Вся полнота власти, партийной, государственной и военной, сосредоточилась — так уж все сошлось — в руках товарища Л. Д. Троцкого, верного друга и соратника усопшего вождя, несгибаемого борца за… Ну, за какое-то там интересное всем участникам предприятия дело. А кому еще и наследовать? Не Зиновьеву же…
Со свойственной ему мудростью и решительностью, а также опираясь на творчески переосмысленные идеи основоположников, товарищ Троцкий в первые же дни своего правления сделал невозможное. Он сумел сохранить нерушимое единство партии и уже готового впасть в смуту народа, начал переговоры с правительством юга России о заключении почетного харьковского мира, разработал и стал железной рукой проводить в жизнь новую экономическую политику, опубликовал Октябрьские тезисы о возможности мирного сосуществования двух политических и экономических систем на территории одной, отдельно взятой (за горло!) страны, и это не считая ряда менее исторических, но не менее оригинальных и эффектных акций.
Потерявший было за шесть лет империалистической и гражданской войн не только ощущение реальности, но и инстинкт самосохранения народ начал медленно приходить в себя. Словно бы наутро после затянувшегося на неделю престольного праздника. Потряс раскалывающейся с похмелья головой, пощупал языком острые обломки незнамо кем выбитых зубов, оглядел в мутном зеркальце опухщую, в синяках и ссадинах физиономию: «Это что ж оно такое было, батюшки-светы? Ну, погуля-я-л-и-и…»
…Отвлекшись даже от несколько ернического тона изложения новейшей истории, придется все же подчеркнуть, что описанные выше события произошли по совершенно случайной причине.

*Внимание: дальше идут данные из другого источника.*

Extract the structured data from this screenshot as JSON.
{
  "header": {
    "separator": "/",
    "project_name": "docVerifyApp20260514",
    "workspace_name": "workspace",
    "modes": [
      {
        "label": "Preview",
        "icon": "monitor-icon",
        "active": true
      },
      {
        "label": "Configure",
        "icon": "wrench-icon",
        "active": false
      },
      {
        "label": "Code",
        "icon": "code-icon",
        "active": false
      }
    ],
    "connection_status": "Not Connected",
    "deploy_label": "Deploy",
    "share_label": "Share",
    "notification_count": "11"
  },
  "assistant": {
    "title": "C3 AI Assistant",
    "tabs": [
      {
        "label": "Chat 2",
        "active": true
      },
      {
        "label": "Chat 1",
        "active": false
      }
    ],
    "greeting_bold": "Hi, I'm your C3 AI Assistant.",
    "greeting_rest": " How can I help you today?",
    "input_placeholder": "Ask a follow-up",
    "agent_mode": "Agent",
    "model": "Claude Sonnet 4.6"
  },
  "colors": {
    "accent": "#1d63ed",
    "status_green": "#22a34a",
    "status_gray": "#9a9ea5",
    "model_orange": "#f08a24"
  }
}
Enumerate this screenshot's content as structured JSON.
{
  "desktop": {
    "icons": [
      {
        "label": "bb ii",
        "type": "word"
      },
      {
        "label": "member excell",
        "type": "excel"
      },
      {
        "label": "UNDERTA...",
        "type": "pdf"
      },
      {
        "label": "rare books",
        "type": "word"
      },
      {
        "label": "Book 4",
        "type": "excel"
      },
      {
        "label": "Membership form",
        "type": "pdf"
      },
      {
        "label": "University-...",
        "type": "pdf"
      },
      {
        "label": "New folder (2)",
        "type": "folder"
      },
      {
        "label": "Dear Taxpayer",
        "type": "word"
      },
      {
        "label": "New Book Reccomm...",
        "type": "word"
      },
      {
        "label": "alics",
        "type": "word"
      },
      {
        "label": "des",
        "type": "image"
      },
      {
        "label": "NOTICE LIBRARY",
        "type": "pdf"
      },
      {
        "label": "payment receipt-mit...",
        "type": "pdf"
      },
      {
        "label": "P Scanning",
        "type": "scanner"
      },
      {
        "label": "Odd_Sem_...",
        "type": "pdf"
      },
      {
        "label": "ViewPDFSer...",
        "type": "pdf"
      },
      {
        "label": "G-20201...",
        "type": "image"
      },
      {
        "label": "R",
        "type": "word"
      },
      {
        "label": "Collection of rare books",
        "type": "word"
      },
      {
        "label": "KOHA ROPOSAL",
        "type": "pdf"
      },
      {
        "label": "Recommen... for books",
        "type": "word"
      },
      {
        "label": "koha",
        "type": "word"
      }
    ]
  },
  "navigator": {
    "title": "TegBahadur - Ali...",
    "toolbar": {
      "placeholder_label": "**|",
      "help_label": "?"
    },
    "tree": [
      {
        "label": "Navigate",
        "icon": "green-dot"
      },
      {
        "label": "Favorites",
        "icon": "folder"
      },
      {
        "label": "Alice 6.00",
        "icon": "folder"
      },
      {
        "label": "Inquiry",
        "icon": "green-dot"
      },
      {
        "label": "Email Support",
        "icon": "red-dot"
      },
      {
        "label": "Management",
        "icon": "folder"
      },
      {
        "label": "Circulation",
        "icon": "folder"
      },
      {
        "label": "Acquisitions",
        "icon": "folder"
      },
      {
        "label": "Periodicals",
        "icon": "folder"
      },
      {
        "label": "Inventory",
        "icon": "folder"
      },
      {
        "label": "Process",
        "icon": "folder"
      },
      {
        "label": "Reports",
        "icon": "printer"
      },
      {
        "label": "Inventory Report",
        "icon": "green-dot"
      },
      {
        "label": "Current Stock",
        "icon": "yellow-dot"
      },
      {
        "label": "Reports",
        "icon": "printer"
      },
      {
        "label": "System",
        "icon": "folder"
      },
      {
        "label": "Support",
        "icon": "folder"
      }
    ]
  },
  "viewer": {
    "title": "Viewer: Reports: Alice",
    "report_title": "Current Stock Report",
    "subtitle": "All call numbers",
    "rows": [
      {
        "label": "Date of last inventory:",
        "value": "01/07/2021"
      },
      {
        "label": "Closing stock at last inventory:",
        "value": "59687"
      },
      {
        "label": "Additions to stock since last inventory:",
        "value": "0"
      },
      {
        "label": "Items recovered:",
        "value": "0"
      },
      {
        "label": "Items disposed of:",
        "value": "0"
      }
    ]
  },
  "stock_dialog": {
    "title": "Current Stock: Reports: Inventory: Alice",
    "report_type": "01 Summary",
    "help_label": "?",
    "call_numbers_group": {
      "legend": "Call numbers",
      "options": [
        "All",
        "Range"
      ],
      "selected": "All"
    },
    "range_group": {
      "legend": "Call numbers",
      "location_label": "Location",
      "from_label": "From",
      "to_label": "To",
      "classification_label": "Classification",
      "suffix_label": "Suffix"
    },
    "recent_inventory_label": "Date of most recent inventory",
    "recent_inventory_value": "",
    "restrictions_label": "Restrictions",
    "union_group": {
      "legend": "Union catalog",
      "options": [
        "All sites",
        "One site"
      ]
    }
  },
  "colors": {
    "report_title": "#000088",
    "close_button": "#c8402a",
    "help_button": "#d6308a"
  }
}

Просто человек, которого звали Андрей Новиков, родившийся на три десятилетия позже описываемых событий, возвращаясь из гостей летней московской ночью, не захотел спускаться в мраморно-бронзовые подземелья метрополитена, а пошел пешком. Переходя Большой Устьинский мост, остановился над серединой реки, охваченный вдруг непонятной, беспричинной печалью, закурил толстую иностранную сигарету без фильтра, включил редкий по тем временам кассетный «Грюндиг». Плескалась внизу черная, пахнущая мазутом вода, тащилась против течения, постукивая мотором, самоходная баржа, выводил тоскливые, подходящие к настроению пассажи «Сент-Луис блюза» альт-саксофон.

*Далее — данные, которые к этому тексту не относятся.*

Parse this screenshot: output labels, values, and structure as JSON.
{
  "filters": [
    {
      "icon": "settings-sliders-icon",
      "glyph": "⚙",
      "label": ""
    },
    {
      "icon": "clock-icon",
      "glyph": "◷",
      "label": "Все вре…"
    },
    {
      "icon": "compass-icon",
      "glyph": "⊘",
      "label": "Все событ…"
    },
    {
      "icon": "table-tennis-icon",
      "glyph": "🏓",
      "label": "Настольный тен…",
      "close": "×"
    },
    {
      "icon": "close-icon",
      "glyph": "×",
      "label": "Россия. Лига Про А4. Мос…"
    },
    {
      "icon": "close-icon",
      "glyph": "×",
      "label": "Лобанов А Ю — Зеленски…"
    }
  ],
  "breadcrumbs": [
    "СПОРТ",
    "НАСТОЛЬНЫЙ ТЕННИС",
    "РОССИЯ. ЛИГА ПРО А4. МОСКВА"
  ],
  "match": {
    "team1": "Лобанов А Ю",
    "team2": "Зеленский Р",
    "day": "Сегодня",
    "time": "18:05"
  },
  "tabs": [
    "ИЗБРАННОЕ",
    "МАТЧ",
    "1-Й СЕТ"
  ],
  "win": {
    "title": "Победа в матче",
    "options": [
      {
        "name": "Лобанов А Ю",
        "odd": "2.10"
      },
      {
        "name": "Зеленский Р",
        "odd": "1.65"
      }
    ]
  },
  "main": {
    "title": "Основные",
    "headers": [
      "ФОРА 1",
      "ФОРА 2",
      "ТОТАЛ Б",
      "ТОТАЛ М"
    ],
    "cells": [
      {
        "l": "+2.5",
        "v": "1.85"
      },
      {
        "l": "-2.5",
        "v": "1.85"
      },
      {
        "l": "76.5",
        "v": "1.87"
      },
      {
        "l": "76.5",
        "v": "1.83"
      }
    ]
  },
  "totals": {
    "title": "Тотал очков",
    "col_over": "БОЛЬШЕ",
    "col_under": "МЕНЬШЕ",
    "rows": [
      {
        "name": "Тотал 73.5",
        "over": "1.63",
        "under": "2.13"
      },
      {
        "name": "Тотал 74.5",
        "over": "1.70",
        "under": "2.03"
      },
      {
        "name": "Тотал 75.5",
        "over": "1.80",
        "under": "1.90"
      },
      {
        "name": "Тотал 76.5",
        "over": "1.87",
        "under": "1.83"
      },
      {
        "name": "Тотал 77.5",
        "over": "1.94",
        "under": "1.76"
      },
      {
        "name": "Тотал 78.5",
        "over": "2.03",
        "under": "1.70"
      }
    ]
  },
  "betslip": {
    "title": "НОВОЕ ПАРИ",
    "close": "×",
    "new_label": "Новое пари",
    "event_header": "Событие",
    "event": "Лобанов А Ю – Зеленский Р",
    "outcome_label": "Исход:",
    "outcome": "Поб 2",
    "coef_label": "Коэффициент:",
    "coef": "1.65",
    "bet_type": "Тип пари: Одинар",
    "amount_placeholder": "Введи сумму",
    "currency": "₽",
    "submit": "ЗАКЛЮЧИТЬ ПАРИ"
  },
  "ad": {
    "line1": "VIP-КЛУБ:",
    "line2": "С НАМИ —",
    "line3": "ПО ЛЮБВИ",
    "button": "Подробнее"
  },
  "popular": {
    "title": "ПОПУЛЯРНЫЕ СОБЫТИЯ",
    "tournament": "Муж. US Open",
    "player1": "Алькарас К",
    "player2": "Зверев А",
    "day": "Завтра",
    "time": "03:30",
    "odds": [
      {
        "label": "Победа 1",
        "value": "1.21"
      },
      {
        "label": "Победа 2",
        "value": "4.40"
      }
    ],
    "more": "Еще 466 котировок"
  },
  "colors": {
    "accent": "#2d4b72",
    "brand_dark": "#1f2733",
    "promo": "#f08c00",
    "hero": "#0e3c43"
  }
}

Кто жил в те времена, тот должен помнить, как оно было. После двадцати трех часов, тем более не в центре, по улицам мелькали только редкие такси, а частных машин, считай, и вовсе не было, вероятность встретиться с бандитом или хулиганами не слишком превышала шанс по трезвому делу попасть под поезд. Оттого Андрей почти не удивился, когда в виртуозное сплетение джазовых квадратов добавился вдруг четкий отзванивающий стук металлических набоек по бетону и через пару минут с ним поравнялась высокая девушка в белом плаще — воротник поднят, руки в карманах.
Хотя в слабом свете редко расставленных фонарей трудно было рассмотреть черты ее лица, по неуловимым, но очевидным признакам он догадался, что девушка весьма хороша собой. Не удержался и окликнул:
— Вы не хотите постоять со мной немного?
Она остановилась. Глянула внимательно, чуть наклонив голову. Он тоже молча ждал, что ответит незнакомка.
— Тоска? — спросила девушка, выдержав долгую паузу. Голос у нее был приятного, даже волнующего тембра. — Подруга не пришла?
— Не в подруге дело, — ответил Новиков. Факт, что элегантная, совсем не рядового типа девушка не испугалась, не пробежала мимо, а с ходу включилась в разговор и ответила психологически точной фразой, показался ему сулящим нечто нетривиальное.
— Тогда хуже. Тоска без причины. Это мне знакомо. — Она подошла к парапету, тоже взглянула на дрожащие в воде отблески огней.
— Что вы курите? — спросила девушка, тем самым дав понять, что знакомство состоялось.
— «Вавель».
— Не слышала. Судя по названию — польские?
— Да, краковские. Сугубо неплохие. Составите компанию?
Девушка взяла сигарету из протянутой белой коробки, прикурила, несколько раз, не затягиваясь, выпустила дым.
Несколько минут они стояли, перебрасываясь короткими, малозначительными якобы фразами, словно разыгрывая сцену из неснятого фильма Антониони.
Потом парень сказал:
— Конечно, нет.
— Что — нет? — удивилась девушка.
— Я прокрутил до конца наш возможный диалог и ответил на вашу последнюю реплику. Вы должны были сказать: «Как я понимаю, нам сегодня не следует знакомиться…» Я с вами согласился.
Девушка посмотрела на него с подлинным интересом и уважением. Действительно, нечто подобное она имела в виду сказать в заключение их необычной встречи, и не так уж на поверхности это лежало.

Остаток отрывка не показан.